Segundo a consultora, importa olhar para o fenómeno para além da nostalgia das férias. O contraste entre dias de pausa e um contexto marcado por exigência, pressão ou falta de equilíbrio pode tornar problemas que já existiam ainda mais evidentes.
“O bem-estar não se constrói apenas durante os períodos de descanso, mas sobretudo no dia a dia. A forma como o trabalho é organizado, a relação com a liderança, a carga de trabalho, a autonomia e a possibilidade de conciliar a vida profissional e pessoal têm um impacto direto na experiência dos colaboradores”, afirma Carlos Maia, Regional Director da Hays Portugal, citado em comunicado. Quando estes fatores não estão equilibrados, acrescenta, “alguns dias de férias podem não ser suficientes para compensar o desgaste acumulado”.

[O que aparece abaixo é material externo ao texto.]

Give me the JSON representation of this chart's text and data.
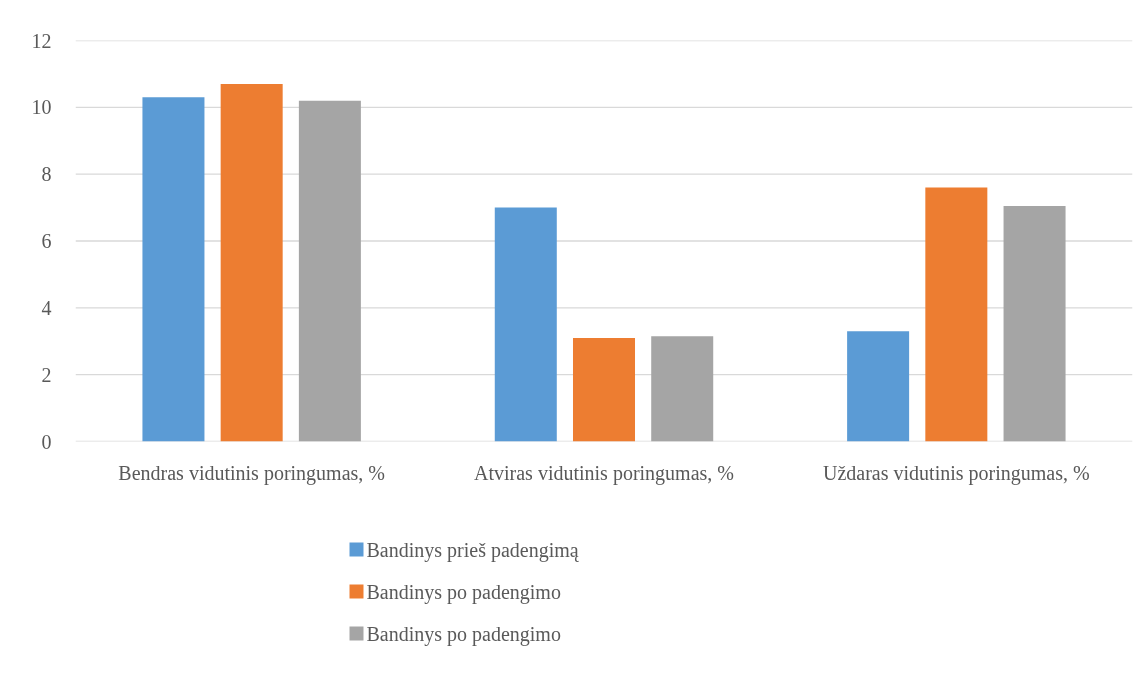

44% fizeram uma mudança na carreira
Os dados do Guia Hays 2026 mostram que a relação dos profissionais com o trabalho continua a ser marcada por uma crescente mobilidade. No último ano, 44% dos profissionais qualificados mudaram de emprego ou fizeram uma alteração relevante na carreira.
A procura de progressão profissional foi o principal motivo apontado, referido por 36% dos inquiridos. Seguiram-se a procura de melhores condições salariais, com 29%, e a insatisfação com o contexto profissional anterior, apontada por 22%. A procura de projetos mais desafiantes foi mencionada por 18%.
Os números mostram que a decisão de sair nem sempre está relacionada com uma única razão. A progressão, as condições oferecidas, os desafios profissionais e a experiência vivida dentro das organizações podem cruzar-se no momento de decidir permanecer ou procurar uma nova oportunidade. E, entre os profissionais que permaneceram nas suas organizações, 33% aponta o equilíbrio entre a vida pessoal e profissional como um dos fatores que contribuíram para essa decisão. A relação com colegas e chefias é igualmente referida por 33%, enquanto 32% destaca o gosto pela função.
O que leva os profissionais a ficar?
“As empresas que pretendem reter talento devem olhar para o bem-estar como parte da experiência profissional e não apenas como um benefício adicional”, defende Carlos Maia. “Criar condições para um equilíbrio sustentável, promover relações de confiança entre líderes e equipas e garantir expectativas realistas são fatores que podem contribuir para manter o interesse e reduzir o desgaste ao longo do tempo.”
Apenas 26% dos profissionais mostra-se bastante ou muito otimista em relação ao contexto económico global e às oportunidades de emprego nos próximos anos. Ainda assim, a maioria afirma continuar satisfeita com o emprego atual. São 63%, mas o valor representa o nível mais baixo registado nos últimos anos: em 2024, eram 65% e, em 2023, 69%.
Para a Hays, a descida pode refletir uma tendência de maior exigência e seletividade por parte dos profissionais. Num mercado em que reter talento continua a ser um desafio, estabilidade, confiança e equilíbrio podem tornar-se fatores cada vez mais determinantes.